A diferencia de Saint-Simon, Proudhon desconfía del Estado más aún que de la democracia. Se opone a cualquier autoridad, ya sea política o religiosa, pero es un fervoroso panegirista de la igualdad: -"La igualdad de las condiciones, he aquí el principio de las sociedades; la solidaridad universal, he aquí la sanción de esta ley". Lo que quiere decir que no creía en la igualdad política teórica, sino en la equivalencia de oportunidades. En todo caso, Proudhon se esforzó por conciliar la igualdad, tal como la concebía, con la libertad, y sostuvo que el equilibrio entre la una y la otra sólo puede conseguirse mediante el incremento del sentido de fraternidad entre los hombres. Surge aquí su teoría de la "libertad compuesta" o "libertad múltiple", que se confunde con la solidaridad: -"Desde el punto de vista social, libertad y solidaridad son términos idénticos; la libertad de cada cual encuentra en la libertad de los demás no un límite, sino una ayuda. El hombre más libre es el que tiene más relaciones con sus semejantes".
Esta doctrina de la solidaridad conduce a Proudhon a formular dos conclusiones de orden practico. Políticamente, el federalismo; socialmente, el mutualismo. El estado es una federación de grupos, diferentes por lo que dice a su naturaleza y a sus respectivas finalidades o propósitos. El mutualismo, de otra parte, consiste en un sistema de intercambios a virtud del cual los asociados se garantizan un recíproco trueque de servicios: crédito por crédito, verdad por verdad, libertad por libertad, propiedad por propiedad.
En opinión de Proudhon, la justicia es la suprema virtud social. El problema social es, ante todo, un problema moral. Cualquier sistema de intercambio, por consiguiente, será bueno si se basa en la justicia, que es "un sentimiento revolucionario". De aquí el que declarara: -"Las revoluciones son las sucesivas manifestaciones de la justicia en la humanidad". Para Proudhon, la justicia consiste en el respeto "espontáneamente sentido y recíprocamente garantizado, de la libertad humana".

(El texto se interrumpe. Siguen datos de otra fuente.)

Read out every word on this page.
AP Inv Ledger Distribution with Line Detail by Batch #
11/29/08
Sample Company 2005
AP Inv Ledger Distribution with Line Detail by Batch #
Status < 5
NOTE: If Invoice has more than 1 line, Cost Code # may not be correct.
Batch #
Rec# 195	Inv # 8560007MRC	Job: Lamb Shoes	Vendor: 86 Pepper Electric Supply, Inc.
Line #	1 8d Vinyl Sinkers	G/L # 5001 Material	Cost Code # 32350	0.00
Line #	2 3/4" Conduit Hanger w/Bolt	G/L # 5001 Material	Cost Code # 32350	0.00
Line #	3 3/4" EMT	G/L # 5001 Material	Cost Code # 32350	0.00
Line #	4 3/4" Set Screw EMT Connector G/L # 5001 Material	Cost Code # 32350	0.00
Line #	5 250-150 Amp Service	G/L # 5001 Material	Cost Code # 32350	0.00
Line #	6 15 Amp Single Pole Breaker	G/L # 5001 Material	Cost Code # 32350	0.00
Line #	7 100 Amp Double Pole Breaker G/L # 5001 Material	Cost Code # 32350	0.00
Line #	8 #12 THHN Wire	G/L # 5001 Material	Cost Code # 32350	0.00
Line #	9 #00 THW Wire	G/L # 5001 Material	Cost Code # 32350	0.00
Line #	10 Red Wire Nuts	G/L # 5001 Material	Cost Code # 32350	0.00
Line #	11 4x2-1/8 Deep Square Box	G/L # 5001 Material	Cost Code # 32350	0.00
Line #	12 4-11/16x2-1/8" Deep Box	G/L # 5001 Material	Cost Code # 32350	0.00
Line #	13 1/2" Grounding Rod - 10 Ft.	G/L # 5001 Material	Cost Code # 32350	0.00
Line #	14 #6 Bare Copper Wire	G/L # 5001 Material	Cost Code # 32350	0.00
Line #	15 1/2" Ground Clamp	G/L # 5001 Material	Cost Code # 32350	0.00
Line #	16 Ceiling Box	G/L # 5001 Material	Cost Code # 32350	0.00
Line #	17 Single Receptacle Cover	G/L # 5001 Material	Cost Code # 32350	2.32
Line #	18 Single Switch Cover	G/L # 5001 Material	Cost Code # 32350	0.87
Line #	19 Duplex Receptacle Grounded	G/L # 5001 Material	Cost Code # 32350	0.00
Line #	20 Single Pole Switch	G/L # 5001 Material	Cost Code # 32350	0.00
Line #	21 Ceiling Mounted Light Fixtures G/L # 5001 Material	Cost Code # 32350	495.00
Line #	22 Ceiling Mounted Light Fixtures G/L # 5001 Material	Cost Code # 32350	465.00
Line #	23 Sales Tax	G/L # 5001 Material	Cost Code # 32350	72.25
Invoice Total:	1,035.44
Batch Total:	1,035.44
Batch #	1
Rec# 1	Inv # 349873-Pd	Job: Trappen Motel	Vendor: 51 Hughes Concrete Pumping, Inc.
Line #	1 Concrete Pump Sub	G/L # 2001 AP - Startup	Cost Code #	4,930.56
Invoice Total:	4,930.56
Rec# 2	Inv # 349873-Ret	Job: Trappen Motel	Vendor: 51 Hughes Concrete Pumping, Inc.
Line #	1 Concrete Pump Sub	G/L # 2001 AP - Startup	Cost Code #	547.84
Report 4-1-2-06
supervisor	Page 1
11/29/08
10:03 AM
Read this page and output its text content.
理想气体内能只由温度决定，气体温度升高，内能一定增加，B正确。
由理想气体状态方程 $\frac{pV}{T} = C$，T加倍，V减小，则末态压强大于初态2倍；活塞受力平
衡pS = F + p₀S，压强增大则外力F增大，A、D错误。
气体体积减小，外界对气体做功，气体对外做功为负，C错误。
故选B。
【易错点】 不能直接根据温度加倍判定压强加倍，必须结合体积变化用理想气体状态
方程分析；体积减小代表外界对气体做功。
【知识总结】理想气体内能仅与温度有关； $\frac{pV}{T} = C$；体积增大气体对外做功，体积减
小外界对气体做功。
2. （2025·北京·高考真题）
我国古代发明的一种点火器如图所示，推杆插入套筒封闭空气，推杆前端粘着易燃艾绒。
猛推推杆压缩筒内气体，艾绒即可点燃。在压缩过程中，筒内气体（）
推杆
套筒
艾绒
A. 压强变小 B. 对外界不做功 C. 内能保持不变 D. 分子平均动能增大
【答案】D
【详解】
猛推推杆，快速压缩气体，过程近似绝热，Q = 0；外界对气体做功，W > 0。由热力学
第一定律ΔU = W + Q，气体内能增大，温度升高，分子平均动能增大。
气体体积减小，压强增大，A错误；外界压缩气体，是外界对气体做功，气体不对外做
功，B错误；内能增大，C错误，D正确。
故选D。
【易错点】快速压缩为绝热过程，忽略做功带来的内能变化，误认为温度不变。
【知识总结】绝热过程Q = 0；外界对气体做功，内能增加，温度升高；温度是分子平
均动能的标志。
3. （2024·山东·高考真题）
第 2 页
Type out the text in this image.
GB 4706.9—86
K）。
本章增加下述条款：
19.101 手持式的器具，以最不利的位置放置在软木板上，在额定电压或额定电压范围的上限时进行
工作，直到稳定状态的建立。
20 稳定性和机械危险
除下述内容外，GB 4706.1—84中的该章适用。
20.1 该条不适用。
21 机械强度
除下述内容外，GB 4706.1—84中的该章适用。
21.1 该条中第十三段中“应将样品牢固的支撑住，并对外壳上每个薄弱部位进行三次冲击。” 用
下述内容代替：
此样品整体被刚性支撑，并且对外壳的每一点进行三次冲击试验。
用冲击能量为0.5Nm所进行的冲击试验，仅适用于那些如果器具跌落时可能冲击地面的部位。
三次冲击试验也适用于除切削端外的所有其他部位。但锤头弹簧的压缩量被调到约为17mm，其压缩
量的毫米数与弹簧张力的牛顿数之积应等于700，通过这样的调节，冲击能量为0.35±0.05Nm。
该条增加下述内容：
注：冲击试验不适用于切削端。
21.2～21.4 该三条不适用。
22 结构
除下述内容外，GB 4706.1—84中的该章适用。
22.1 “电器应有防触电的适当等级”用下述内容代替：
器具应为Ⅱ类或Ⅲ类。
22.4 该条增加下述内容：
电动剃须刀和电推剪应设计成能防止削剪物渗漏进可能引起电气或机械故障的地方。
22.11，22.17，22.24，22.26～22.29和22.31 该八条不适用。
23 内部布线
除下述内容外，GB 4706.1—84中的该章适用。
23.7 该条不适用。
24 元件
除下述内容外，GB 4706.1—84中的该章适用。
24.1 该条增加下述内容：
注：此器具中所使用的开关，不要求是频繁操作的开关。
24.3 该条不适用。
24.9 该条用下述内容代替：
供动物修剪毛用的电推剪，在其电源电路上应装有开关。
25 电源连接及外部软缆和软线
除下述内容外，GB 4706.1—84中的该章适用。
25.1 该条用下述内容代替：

En su obra |Historia de las ideas políticas, formula Jean Touchard una lúcida enumeración de los puntos en que el pensamiento de Proudhon coincide con el de Saint-Simon:
-"Proudhon se opuso con extremada violencia a los saint-simonianos, especialmente a Enfantin, y juzgó sin indulgencia a los partidarios de Fourier. Sin embargo, Proudhon no sería posible sin Saint-Simon. He aquí algunos puntos de coincidencia entre ambos: 1o. El Estado está destinado a disolverse en la sociedad; 2o. La propiedad constituye la base de toda estructura social, pero se encuentra en perpetua evolución; 3o. La sociedad existe 'en acto' o sea en acción, esfuerzo y creación; 4o. La clase obrera o proletaria (palabra ésta de Saint-Simon) se opone a la clase de los propietarios ociosos; 5o. La nueva moral descansa sobre el trabajo; 6o. El humanismo prometeico es el único que puede conducir a la comprensión de la sociedad y de su destino, pero en Saint-Simon este humanismo es |panteísta, mientras que en Proudhon es |antiteísta". | 43
LA INCIDENCIA DE LA SOCIOLOGÍA EN LA FILOSOFÍA DE LA HISTORIA
Se ha dicho que la preocupación sociológica ha existido siempre, y que muchos de los problemas que dicen orden a la evolución y al comportamiento de las colectividades humanas preocupan a numerosos pensadores muy anteriores a Comte, el célebre iniciador de la "filosofía positivista". Pero es lo cierto que fué Comte quien inventó la palabra sociología o ciencia de la sociedad y precisó su acepción propia. Otros dos intelectuales franceses del siglo XIX aportaron nuevas tesis o criterios para la comprensión del comportamiento humano colectivo: Taine con sus presupuestos deterministas y Renan con su probalismo de signo evolucionista.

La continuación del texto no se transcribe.